Cluster I Civiele kantonzaken
Breda
zaak/rolnr.: 11070366 AZ VERZ 24-27
beschikking d.d. 18 juli 2024
inzake
[verzoekster],
wonende te [plaats] (NB),
verzoekende partij,
verder te noemen: [verzoekster] ,
gemachtigde: mr. Y.A. Brunnekreef-van den Bos, werkzaam ten kantore van ARAG SE te Leusden,
tegen
de stichting
Stichting Surplus Zorg,
statutair gevestigd te Moerdijk, en kantoorhoudende te Breda,
verwerende partij,
verder te noemen: Surplus,
procederend bij [naam 1] ( [functie 1] ) .

1.Het procesverloop

1.1.
Het verloop van de procedure blijkt uit:
  • het verzoekschrift met producties,
  • het verweerschrift.
1.2.
Surplus heeft op 11 juni 2024 een verweerschrift ingediend. In dat verweerschrift heeft Surplus medegedeeld geen behoefte te hebben aan een mondelinge toelichting op haar verweer. Zij verzoekt op basis van het verweerschrift een beslissing te nemen. In het begeleidend e-mailbericht is door [naam 2] ( [functie 2] ) nogmaals gemeld dat Surplus afziet van mondeling verweer en wanneer er vragen zijn, zij dat graag vernemen. De griffier van de rechtbank heeft per mail van 13 juni 2024 kenbaar gemaakt dat een mondelinge behandeling is bepaald, dat de kantonrechter tijdens de zitting vragen kan stellen en dat er nadien geen gelegenheid is om nog vragen te beantwoorden. Ondanks deze e-mail van de griffier is er aan de zijde van Surplus niemand verschenen tijdens de mondelinge behandeling op 20 juni 2024.
1.3.
Tijdens de mondelinge behandeling is [verzoekster] verschenen, bijgestaan door haar gemachtigde mr. Brunnekreef-van den Bos voornoemd.
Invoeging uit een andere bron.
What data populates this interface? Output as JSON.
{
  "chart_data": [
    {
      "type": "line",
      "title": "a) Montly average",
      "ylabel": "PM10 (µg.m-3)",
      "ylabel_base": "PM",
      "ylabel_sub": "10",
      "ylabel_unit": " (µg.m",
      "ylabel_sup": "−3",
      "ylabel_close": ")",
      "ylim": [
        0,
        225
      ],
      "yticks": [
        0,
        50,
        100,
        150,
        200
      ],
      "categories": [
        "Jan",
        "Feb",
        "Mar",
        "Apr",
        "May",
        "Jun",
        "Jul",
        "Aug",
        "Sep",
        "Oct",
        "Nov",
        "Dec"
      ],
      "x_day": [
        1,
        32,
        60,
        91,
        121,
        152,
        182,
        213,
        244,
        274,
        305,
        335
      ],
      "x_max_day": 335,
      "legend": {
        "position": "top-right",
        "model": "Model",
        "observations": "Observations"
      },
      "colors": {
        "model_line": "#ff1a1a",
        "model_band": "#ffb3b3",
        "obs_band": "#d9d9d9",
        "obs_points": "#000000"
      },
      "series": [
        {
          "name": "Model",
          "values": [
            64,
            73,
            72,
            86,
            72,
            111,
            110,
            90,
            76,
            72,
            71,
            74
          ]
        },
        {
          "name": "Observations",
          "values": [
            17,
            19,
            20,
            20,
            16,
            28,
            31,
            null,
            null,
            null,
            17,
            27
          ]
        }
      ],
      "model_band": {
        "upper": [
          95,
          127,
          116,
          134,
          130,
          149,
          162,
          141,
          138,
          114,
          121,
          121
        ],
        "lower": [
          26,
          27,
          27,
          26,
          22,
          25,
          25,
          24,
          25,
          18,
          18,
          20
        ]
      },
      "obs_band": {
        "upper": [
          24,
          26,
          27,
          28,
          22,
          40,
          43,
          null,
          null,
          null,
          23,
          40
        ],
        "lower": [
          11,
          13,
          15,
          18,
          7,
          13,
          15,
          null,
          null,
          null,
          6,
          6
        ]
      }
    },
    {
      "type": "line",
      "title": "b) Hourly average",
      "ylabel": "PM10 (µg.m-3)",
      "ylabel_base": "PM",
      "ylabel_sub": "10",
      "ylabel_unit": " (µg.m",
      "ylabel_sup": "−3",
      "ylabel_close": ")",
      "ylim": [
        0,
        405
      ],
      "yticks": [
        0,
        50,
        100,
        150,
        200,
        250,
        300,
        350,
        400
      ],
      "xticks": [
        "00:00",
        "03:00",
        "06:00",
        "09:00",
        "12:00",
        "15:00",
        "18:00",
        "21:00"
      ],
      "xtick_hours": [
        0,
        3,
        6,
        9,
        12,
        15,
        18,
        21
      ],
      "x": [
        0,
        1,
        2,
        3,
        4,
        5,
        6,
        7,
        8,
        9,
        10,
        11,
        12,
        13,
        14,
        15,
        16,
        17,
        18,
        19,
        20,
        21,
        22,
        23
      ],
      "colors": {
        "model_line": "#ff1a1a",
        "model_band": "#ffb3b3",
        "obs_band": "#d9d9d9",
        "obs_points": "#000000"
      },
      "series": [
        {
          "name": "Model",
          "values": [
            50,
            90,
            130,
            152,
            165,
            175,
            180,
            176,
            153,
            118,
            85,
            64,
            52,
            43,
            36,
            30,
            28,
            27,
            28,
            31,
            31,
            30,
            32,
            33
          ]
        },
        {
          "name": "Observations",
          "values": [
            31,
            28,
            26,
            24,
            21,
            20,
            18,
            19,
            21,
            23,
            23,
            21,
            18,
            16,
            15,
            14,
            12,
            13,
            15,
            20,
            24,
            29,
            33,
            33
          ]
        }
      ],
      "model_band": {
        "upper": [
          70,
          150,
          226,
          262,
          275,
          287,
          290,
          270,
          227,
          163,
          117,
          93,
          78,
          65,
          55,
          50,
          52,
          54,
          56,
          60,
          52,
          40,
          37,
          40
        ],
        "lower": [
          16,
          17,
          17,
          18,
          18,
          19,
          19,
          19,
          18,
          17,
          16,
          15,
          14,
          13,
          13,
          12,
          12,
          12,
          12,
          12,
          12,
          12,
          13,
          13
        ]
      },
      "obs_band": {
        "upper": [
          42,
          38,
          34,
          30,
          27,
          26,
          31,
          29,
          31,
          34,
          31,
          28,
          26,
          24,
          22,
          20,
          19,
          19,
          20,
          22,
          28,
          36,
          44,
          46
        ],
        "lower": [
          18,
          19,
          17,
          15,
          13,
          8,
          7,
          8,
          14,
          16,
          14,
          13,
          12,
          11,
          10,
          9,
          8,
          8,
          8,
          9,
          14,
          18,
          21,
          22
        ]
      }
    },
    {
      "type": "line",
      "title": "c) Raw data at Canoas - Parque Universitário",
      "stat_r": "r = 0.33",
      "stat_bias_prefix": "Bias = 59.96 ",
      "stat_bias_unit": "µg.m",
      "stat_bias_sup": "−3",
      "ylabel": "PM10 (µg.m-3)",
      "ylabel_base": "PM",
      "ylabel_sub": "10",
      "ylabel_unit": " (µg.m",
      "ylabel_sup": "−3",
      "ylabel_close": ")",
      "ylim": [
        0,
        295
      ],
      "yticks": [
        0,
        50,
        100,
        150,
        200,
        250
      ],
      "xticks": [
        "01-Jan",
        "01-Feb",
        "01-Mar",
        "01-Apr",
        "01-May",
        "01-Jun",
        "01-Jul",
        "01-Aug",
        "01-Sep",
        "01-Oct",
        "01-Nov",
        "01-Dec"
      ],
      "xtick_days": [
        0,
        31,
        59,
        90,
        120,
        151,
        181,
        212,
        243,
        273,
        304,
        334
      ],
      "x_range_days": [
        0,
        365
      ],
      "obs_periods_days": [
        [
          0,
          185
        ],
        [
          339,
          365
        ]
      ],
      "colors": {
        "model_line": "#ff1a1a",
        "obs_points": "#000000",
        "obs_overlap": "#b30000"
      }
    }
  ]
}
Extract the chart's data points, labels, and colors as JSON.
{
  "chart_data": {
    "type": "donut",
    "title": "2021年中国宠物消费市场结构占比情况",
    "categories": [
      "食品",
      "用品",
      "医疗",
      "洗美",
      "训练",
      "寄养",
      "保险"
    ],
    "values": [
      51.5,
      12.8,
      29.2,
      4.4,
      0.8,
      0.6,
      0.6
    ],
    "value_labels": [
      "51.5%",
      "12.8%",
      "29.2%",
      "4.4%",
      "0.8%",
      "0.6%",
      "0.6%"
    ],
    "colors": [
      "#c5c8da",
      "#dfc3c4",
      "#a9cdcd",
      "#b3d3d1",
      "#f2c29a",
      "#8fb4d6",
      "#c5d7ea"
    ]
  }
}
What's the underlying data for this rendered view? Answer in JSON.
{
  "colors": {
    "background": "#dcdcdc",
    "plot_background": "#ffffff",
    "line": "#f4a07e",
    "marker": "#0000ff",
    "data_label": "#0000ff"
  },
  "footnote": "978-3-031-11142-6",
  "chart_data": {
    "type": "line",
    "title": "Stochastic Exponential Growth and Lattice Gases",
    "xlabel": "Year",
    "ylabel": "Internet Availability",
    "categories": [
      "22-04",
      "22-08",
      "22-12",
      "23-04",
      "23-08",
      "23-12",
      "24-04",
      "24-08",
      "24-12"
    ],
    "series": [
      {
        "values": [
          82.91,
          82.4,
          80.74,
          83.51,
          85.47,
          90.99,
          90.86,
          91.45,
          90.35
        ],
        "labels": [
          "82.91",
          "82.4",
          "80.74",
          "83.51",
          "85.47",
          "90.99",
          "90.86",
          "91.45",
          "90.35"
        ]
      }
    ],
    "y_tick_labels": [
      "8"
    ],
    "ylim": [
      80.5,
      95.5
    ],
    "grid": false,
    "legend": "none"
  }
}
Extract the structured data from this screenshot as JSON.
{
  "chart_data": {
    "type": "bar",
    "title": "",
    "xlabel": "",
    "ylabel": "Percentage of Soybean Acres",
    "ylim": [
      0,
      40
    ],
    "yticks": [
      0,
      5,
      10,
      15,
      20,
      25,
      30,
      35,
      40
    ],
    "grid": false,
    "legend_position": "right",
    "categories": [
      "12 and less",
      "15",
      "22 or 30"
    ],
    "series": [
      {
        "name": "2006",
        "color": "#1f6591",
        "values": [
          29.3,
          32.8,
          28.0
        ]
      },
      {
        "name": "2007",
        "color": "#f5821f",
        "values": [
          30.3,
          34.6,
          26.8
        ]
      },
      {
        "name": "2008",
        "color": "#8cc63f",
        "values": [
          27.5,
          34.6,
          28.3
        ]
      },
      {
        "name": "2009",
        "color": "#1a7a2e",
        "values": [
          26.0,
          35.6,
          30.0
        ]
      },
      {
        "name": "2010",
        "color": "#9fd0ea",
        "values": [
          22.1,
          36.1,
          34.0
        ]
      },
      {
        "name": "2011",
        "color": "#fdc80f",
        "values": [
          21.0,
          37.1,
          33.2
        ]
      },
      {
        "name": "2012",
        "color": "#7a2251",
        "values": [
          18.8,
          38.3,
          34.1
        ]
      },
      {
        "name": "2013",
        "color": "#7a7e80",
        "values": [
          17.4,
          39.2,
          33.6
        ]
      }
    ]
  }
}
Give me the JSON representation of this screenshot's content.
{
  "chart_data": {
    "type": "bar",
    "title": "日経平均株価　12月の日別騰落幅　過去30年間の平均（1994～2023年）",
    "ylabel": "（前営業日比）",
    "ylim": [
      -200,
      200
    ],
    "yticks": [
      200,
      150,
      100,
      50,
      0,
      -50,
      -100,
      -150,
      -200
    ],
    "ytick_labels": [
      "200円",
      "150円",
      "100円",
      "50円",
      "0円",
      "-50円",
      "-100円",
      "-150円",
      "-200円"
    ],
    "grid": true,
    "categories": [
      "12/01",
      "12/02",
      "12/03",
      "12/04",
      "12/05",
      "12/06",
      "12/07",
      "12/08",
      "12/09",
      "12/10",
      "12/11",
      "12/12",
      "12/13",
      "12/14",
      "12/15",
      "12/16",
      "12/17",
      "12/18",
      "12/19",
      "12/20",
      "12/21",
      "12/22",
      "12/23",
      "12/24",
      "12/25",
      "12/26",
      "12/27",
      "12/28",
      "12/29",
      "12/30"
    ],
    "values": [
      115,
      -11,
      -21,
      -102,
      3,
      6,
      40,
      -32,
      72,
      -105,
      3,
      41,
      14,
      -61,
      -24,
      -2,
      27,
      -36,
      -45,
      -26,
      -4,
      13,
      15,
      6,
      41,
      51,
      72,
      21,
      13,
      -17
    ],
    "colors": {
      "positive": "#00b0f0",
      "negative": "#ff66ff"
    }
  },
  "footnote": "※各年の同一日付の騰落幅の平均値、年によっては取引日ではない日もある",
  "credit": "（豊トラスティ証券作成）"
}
De griffier heeft aantekeningen gemaakt van wat [verzoekster] ter toelichting van haar standpunten naar voren heeft gebracht. Vervolgens is bepaald dat er beschikking zal worden gewezen.

2.De feiten

2.1.
[verzoekster] , geboren op [geboortedag] 1966, is op 2 februari 2008 in dienst getreden bij (de rechtsvoorgangster van) Surplus. De laatste functie die [verzoekster] vervulde, is die van [functie 3] . Het salaris bedroeg € 3.754,41 bruto per maand bij een fulltimedienstverband, exclusief vakantiegeld en overige emolumenten. [verzoekster] was werkzaam op basis van 24 uur (66,67%) per week. Op de overeenkomt is de CAO VVT van toepassing.
2.2.
Op 11 november 2022 is [verzoekster] arbeidsongeschikt geraakt en deze arbeidsongeschikt duurt tot op heden nog voort.
2.3.
Bij brief van 12 februari 2024 heeft Surplus de arbeidsovereenkomst met [verzoekster] opgezegd per 1 maart 2024.
2.4.
Op 23 februari 2024 heeft [verzoekster] een eindafrekening ontvangen.
2.5.
[verzoekster] heeft per brief van 29 februari 2024 kenbaar gemaakt dat het dienstverband niet rechtsgeldig is beëindigd en dat de opzegging onrechtmatig is. [verzoekster] berust in de opzegging, maar niet in de onrechtmatigheid hiervan.
2.6.
Op 12 maart 2024 heeft Surplus gereageerd en aangegeven dat de opzegging als niet gedaan moest worden beschouwd en de opzegging onrechtmatig was. Surplus zou de vereiste toestemming bij het UWV aanvragen en er is aangeboden om het dienstverband met wederzijds goedvinden te beëindigen.
2.7.
[verzoekster] heeft op 14 maart 2024 bij mail kenbaar gemaakt dat het rechtens niet mogelijk is om de opzegging als niet gedaan te beschouwen, waarbij Surplus in de gelegenheid is gesteld om de gefixeerde schadevergoeding te voldoen.
2.8.
Vervolgens heeft Surplus op 22 maart 2024 te kennen gegeven geen reden te zien om de gefixeerde schadevergoeding te voldoen, waarna zij vervolgens op 25 maart 2024 een urenspecificatie en betaling van de transitievergoeding heeft verstuurd aan [verzoekster] .

3.Het verzoek

3.1.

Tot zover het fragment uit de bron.